Some good people may think
it a feeble or half-crack'd way of spending one's time and thinking.
May-be it is.
THE OAKS AND I
_Sept. 5, '77._--I write this, 11 A.M., shelter'd under a dense oak by
the bank, where I have taken refuge from a sudden rain. I came down
here, (we had sulky drizzles all the morning, but an hour ago a lull,)
for the before-mention'd daily and simple exercise I am fond of--to
pull on that young hickory sapling out there--to sway and yield to its
tough-limber upright stem--haply to get into my old sinews some of
its elastic fibre and clear sap. I stand on the turf and take these
health-pulls moderately and at intervals for nearly an hour, inhaling
great draughts of fresh air. Wandering by the creek, I have three or
four naturally favorable spots where I rest--besides a chair I
lug with me and use for more deliberate occasions. At other spots
convenient I have selected, besides the hickory just named, strong and
limber boughs of beech or holly, in easy-reaching distance, for my
natural gymnasia, for arms, chest, trunk-muscles. I can soon feel
the sap and sinew rising through me, like mercury to heat. I hold
on boughs or slender trees caressingly there in the sun and shade,
wrestle with their innocent stalwartness--and _know_ the virtue
thereof passes from them into me. (Or may-be we interchange--may-be
the trees are more aware of it all than I ever thought.)
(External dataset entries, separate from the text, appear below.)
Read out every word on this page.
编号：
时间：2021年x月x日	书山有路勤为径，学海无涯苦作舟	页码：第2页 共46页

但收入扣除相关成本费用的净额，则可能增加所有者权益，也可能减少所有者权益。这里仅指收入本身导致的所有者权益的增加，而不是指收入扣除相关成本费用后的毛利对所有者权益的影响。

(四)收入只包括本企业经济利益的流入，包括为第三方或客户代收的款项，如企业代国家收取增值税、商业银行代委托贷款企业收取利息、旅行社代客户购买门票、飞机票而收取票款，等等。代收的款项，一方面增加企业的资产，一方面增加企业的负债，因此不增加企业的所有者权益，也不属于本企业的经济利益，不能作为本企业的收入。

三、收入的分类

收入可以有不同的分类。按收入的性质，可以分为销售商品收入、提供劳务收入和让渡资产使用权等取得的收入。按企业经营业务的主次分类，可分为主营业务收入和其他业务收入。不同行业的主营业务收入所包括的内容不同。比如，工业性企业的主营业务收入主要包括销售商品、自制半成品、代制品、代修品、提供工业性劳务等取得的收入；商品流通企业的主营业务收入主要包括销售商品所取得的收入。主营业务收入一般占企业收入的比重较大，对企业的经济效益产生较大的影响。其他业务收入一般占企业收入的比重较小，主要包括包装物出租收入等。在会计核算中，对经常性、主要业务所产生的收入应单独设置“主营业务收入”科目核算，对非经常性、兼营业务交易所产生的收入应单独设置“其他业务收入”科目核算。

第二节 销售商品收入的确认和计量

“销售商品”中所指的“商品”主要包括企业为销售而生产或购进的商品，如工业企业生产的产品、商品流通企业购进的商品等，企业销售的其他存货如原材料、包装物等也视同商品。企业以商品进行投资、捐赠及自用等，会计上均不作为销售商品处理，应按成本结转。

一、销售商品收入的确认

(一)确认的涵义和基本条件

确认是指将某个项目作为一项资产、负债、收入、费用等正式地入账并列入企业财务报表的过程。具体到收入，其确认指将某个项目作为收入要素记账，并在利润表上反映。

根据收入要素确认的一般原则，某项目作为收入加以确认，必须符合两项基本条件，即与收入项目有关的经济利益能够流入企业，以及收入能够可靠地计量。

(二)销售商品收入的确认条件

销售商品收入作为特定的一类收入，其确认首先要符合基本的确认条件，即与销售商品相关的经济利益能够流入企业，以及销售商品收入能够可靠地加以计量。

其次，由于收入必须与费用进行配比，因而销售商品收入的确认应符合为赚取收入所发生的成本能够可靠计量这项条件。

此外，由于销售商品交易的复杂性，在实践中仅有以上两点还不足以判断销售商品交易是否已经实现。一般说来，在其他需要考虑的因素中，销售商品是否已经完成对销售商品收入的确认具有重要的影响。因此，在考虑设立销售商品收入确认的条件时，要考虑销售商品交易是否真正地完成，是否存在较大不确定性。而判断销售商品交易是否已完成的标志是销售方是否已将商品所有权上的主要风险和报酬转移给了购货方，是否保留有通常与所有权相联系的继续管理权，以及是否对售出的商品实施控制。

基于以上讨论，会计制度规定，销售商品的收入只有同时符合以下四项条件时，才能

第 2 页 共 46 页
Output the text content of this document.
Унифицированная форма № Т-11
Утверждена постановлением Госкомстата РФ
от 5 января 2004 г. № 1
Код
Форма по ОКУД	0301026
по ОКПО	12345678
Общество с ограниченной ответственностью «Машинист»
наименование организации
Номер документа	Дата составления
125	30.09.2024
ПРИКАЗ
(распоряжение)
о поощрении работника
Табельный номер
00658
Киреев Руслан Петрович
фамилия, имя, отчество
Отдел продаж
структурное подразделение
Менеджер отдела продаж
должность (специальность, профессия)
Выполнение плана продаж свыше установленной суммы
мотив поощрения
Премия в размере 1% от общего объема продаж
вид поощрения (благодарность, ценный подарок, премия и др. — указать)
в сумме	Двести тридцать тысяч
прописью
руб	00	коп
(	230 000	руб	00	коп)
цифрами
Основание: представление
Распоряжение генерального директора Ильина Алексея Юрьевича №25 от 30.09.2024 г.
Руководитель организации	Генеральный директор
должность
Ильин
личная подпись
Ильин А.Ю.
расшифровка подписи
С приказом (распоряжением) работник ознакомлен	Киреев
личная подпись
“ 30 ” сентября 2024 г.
But now pleasantly imprison'd here under the big oak--the rain
dripping, and the sky cover'd with leaden clouds--nothing but the pond
on one side, and the other a spread of grass, spotted with the milky
blossoms of the wild carrot--the sound of an axe wielded at some
distant wood-pile--yet in this dull scene, (as most folks would
call it,) why am I so (almost) happy here and alone? Why would any
intrusion, even from people I like, spoil the charm? But am I alone?
Doubtless there comes a time--perhaps it has come to me--when one
feels through his whole being, and pronouncedly the emotional part,
that identity between himself subjectively and Nature objectively
which Schelling and Fichte are so fond of pressing.